Even without those rough edges, there are a great batch of playful, stand-out tracks for Four Tet loyalists longing for some Domino-era feels. “Teenage Birdsong,” “Romantics,” “Love Salad,” and “Insect Near Piha Beach” make up a four-song stretch that could’ve easily composed a lost EP from that period, yet feel very much in line with Hebden’s current approach. “Teenage Birdsong” leans heavily on its jaunty flute melody, its beats darker and less sprawling, some intricate harpsichord breaks providing tethers to the airy woodwind. The low-key swoon of “Romantics” has the same breathless sensuality as Rounds cut “My Angel Rocks Back And Forth,” while “Love Salad” puts a mellower spin on the deliberate builds of other long-playing classics from Hebden’s back catalog, like “Love Cry” or “sun drums and soil.” Instead of careening into noise collage, “Love Salad” burbles just under boiling point, giving way to the churning but distant-sounding house of “Insect,” its spindly raga eventually taking over. This is Hebden’s bread and butter: electronic music that both indulges and confuses the senses of the listener with instrumentation you don’t normally hear in EDM.

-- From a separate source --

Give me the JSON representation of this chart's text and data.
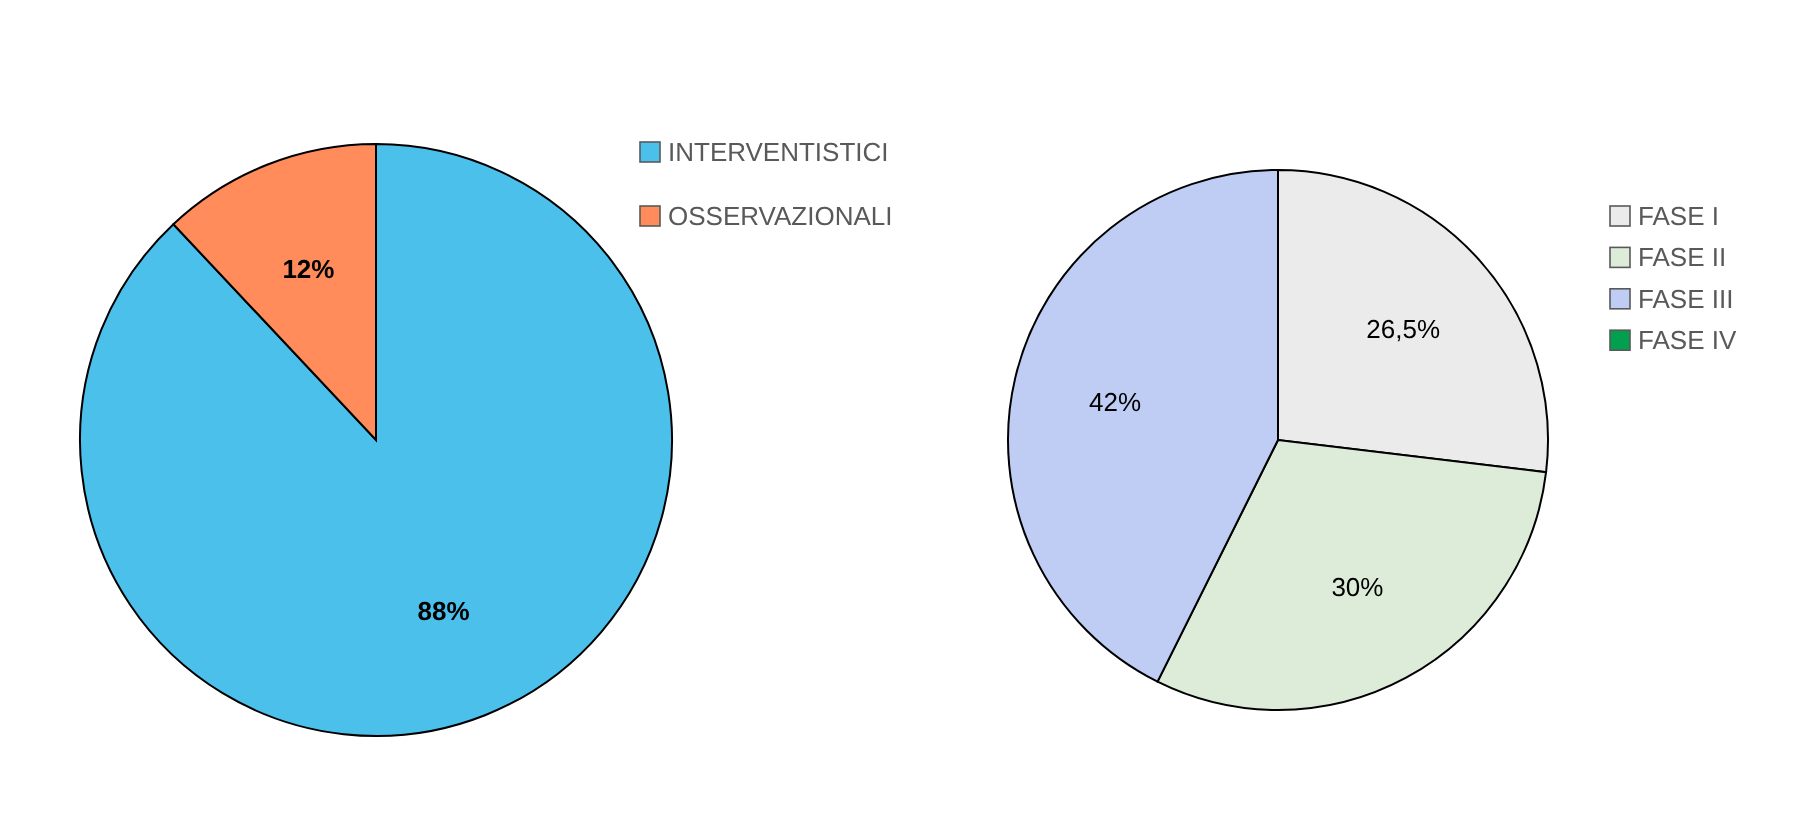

Right now, the world feels like it’s dangling at the precipice of chaos, but Sixteen Oceans calmly presents 16 uncorrupted biomes, gorgeous little time capsules laced delicately with nostalgia. It might not exemplify Four Tet’s most iconic work, but the album often feels like a comment on all that rather than something totally apart from it. One gets the sense that Hebden found some comfort in the making of this record, a moment of gratitude for his incredibly prolific and ever-evolving career. And now that it’s here, you should take advantage of that feeling, too.
Sixteen Oceans is out now via Text Records.